Over time, instructor performance and effectiveness increased, and variability in instructor performance decreased. Thus, the program’s effectiveness increased, producing more capability.
Are You Ready to Try This Approach?
Formative evaluation focused on levers, such as instructor performance, can drive continuous improvement and optimize the learning process and its outcomes. Every L&D program is different, so tailor the process as needed and let your findings guide its implementation. Before you get started, however, it is important to do the prep-work:
• Ask if the training program is meeting its objectives. Asking questions about effectiveness allows stakeholders to identify gaps between actual and desired outcomes linked to their roles and objectives. Prioritize outcomes desired by multiple stakeholders. If there are no gaps, stop. If stakeholders are satisfied with current performance, stop.
• Ask if there is opportunity for improvement. Then, determine if improvement is possible given the context, stakeholders’ cooperation and the outcome’s measurement. If not, stop.
• Develop questions related to improvement, such as “How can I impact the focal outcome?” or “What factors drive the focal outcome?” Training effectiveness research and models identify factors that typically influence learning outcomes. Statistical techniques can identify sources that influence outcome measures to narrow the candidates. Instructor performance is just one potential factor. Select factors to investigate that are easily measured.
• Develop and pilot metrics for the selected factors, choosing the most appropriate data sources, measurement methods and collection times to test the impact on the focal outcome. Determine if the metrics function as designed, meeting both validity and reliability standards. If not, repeat until they do.

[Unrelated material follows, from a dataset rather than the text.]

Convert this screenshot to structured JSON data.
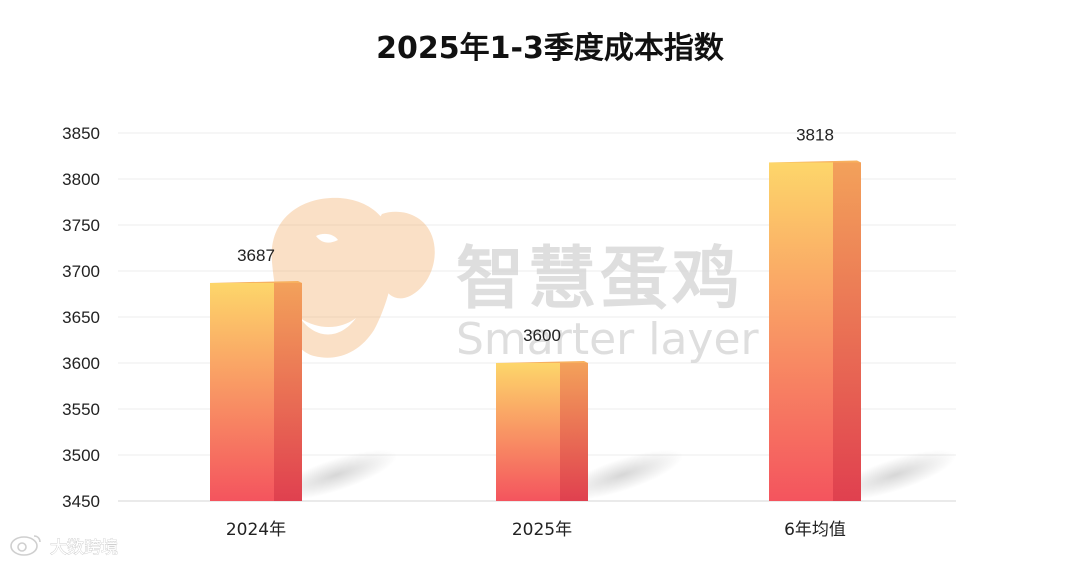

• Collect and analyze data on these metrics along with learning outcomes. Determine if there is a relationship between the factor(s) and learning outcome(s). If not, stop.
• Determine if the factor is suitable to be used in an intervention. Is the factor actionable? Does the factor’s measurement occur before the focal outcome’s measurement? Is there time for a change in the factor to impact the outcome? Determine if the evidence supports use of the factor as an intervention. If not, stop.

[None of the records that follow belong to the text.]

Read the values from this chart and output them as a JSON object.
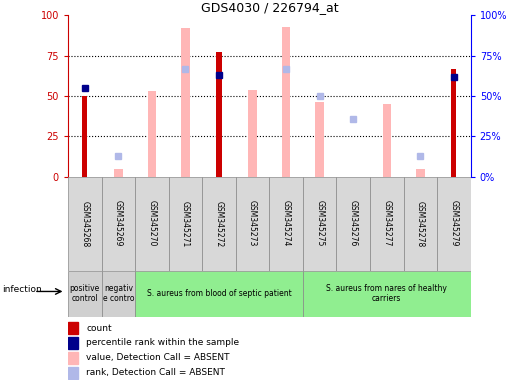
{
  "title": "GDS4030 / 226794_at",
  "samples": [
    "GSM345268",
    "GSM345269",
    "GSM345270",
    "GSM345271",
    "GSM345272",
    "GSM345273",
    "GSM345274",
    "GSM345275",
    "GSM345276",
    "GSM345277",
    "GSM345278",
    "GSM345279"
  ],
  "count_values": [
    50,
    0,
    0,
    0,
    77,
    0,
    0,
    0,
    0,
    0,
    0,
    67
  ],
  "rank_values": [
    55,
    null,
    null,
    null,
    63,
    null,
    null,
    null,
    null,
    null,
    null,
    62
  ],
  "absent_value_bars": [
    null,
    5,
    53,
    92,
    null,
    54,
    93,
    46,
    null,
    45,
    5,
    null
  ],
  "absent_rank_bars": [
    null,
    13,
    null,
    67,
    null,
    null,
    67,
    50,
    36,
    null,
    13,
    null
  ],
  "group_regions": [
    {
      "start": 0,
      "end": 0,
      "label": "positive\ncontrol",
      "color": "#d0d0d0"
    },
    {
      "start": 1,
      "end": 1,
      "label": "negativ\ne contro",
      "color": "#d0d0d0"
    },
    {
      "start": 2,
      "end": 6,
      "label": "S. aureus from blood of septic patient",
      "color": "#90EE90"
    },
    {
      "start": 7,
      "end": 11,
      "label": "S. aureus from nares of healthy\ncarriers",
      "color": "#90EE90"
    }
  ],
  "ylim": [
    0,
    100
  ],
  "yticks": [
    0,
    25,
    50,
    75,
    100
  ],
  "dotted_lines": [
    25,
    50,
    75
  ],
  "count_color": "#cc0000",
  "rank_color": "#00008B",
  "absent_value_color": "#ffb6b6",
  "absent_rank_color": "#b0b8e8",
  "infection_label": "infection",
  "legend_labels": [
    "count",
    "percentile rank within the sample",
    "value, Detection Call = ABSENT",
    "rank, Detection Call = ABSENT"
  ],
  "legend_colors": [
    "#cc0000",
    "#00008B",
    "#ffb6b6",
    "#b0b8e8"
  ]
}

• Develop and implement an analytics intervention to improve the relevant factors and associated outcomes. Evaluate and adjust over time.

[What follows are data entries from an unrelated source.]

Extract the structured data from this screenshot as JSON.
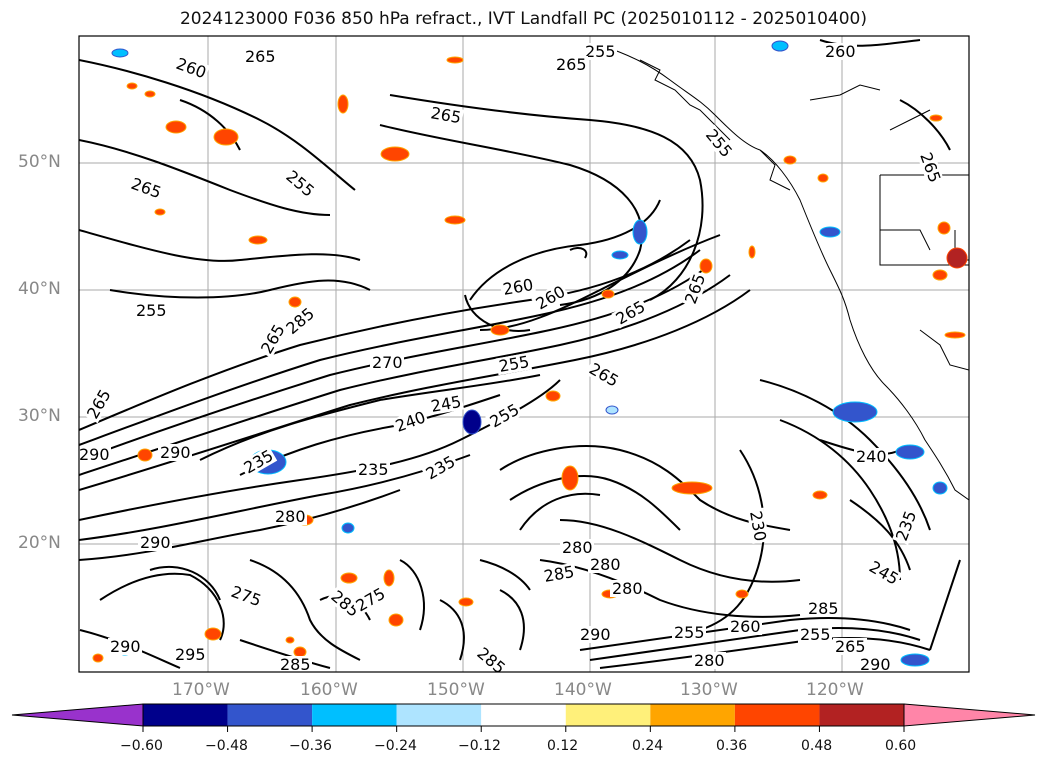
{
  "title": "2024123000 F036 850 hPa refract., IVT Landfall PC (2025010112 - 2025010400)",
  "lat_labels": [
    "50°N",
    "40°N",
    "30°N",
    "20°N"
  ],
  "lon_labels": [
    "170°W",
    "160°W",
    "150°W",
    "140°W",
    "130°W",
    "120°W"
  ],
  "colorbar": {
    "ticks": [
      "−0.60",
      "−0.48",
      "−0.36",
      "−0.24",
      "−0.12",
      "0.12",
      "0.24",
      "0.36",
      "0.48",
      "0.60"
    ],
    "colors": [
      "#9932cc",
      "#00008b",
      "#3355cc",
      "#00bfff",
      "#aee4ff",
      "#ffffff",
      "#fff07a",
      "#ffa500",
      "#ff4500",
      "#b22222",
      "#ff85a8"
    ]
  },
  "contour_labels": [
    "260",
    "265",
    "255",
    "260",
    "265",
    "265",
    "255",
    "265",
    "255",
    "265",
    "255",
    "260",
    "260",
    "265",
    "265",
    "265",
    "285",
    "270",
    "255",
    "265",
    "290",
    "290",
    "265",
    "240",
    "245",
    "255",
    "235",
    "235",
    "280",
    "235",
    "280",
    "290",
    "280",
    "285",
    "280",
    "290",
    "255",
    "260",
    "255",
    "265",
    "290",
    "285",
    "280",
    "285",
    "295",
    "275",
    "285",
    "275",
    "230",
    "245",
    "235",
    "240",
    "290",
    "285"
  ]
}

Our case demonstrates the “two questions” approach in driving evaluation, analytics and feedback practice. Specifically, it provides an example of how instructor performance was identified as a key lever impacting learning, and how instructor performance measurement, analytics and feedback were used to improve instruction and its impact on learning outcomes.
Instructors are impact multipliers through their influence on learners, and need insights, tools and support to maximize their impact. Analytics help supervisors have timely performance conversations, coach instructors and provide support based on data and insights. Ultimately, analytics and development tools provide instructors agency over their professional and career development. Timely, analytics-based feedback empowers instructors to adjust their practice in process, sharpen their craft and create more value for themselves, their learners and their employers.